Equity markets were well and truly bashed on Thursday as bond yields around the world rose sharply. German 10 year bund yields have risen by nearly one half of a percent point in the space of a couple of weeks. When we wrote earlier in the week, post the latest euro area inflation data that anyone buying 10-year German bunds yielding 57bp was guaranteed to lose money, we did not expect it to happen quite so quickly. We have also been at pains to point out that the equity rallies have been interrupted with bouts of volatility and this pattern was likely to remain. Equity markets have struggled to push on in the recent weeks, creating a greater risk of a selloff.
There has been a lot for analysts to digest in the last 48 hours, and for a change Greece has taken a little bit of a back seat. Late on Wednesday saw the release of the latest Federal Reserve's beige book. This survey is conducted to give anecdotal evidence of the state of the US economy in each of the 12 Federal Reserve districts, and was described by the Wall Street Journal a providing a fairly rosy picture of the US economy.
Yields rose across the globe on Thursday as Mario Draghi, in his press conference stated that he expects increased bond market volatility. We regularly comment on the latest fund flow data in our weekly pieces, fund flows this year continue to report capital coming into bonds. For this reason one would expect when sentiment changes, volatility will increase sharply as buyers are always reluctant to catch a falling knife.

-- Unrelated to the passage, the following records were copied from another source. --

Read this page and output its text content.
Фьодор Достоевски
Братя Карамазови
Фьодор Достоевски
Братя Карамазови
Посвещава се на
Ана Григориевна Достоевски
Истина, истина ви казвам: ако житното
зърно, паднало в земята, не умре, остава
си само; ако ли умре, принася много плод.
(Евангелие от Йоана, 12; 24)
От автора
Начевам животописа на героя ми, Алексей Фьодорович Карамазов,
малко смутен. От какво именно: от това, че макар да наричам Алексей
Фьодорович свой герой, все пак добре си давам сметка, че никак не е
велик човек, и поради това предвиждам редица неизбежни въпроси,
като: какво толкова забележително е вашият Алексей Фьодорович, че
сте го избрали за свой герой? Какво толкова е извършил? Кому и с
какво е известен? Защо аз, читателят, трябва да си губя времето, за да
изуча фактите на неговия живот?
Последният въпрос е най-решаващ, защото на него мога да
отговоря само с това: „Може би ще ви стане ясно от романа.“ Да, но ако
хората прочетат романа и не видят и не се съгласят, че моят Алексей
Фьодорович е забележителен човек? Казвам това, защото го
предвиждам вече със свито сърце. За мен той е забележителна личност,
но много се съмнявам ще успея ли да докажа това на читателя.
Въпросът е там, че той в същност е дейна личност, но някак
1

Rising bond yields will always knock other asset price valuations, as these other assets take part of their valuation from their attractiveness to what is called a risk free asset. In reality it must be the most misused expressions one can think of, as those who have bought bonds in the past week will testify to.
Two year US treasury yields have risen over the past couple of days, but at 67 basis points remain close to their lows. Two year yields are considered the best gauge of interest rate sentiment, and the fact 2 year yields have not risen as sharply as longer dated yields, suggests that sentiment towards the timing of the first rate rise has not changed significantly. The fact that the longer dated bond yields have risen faster than the shorter dated ones should be considered an encouraging sign for the outlook for economic growth. Equity investors have tended to favour bond proxy sectors such as utilities, pharmaceutical and staples. Rising bond yields tends to benefit the more cyclical sectors as it's a sign of economic growth, will fund managers be more tempted into these sectors if yields continue to rise only time will tell?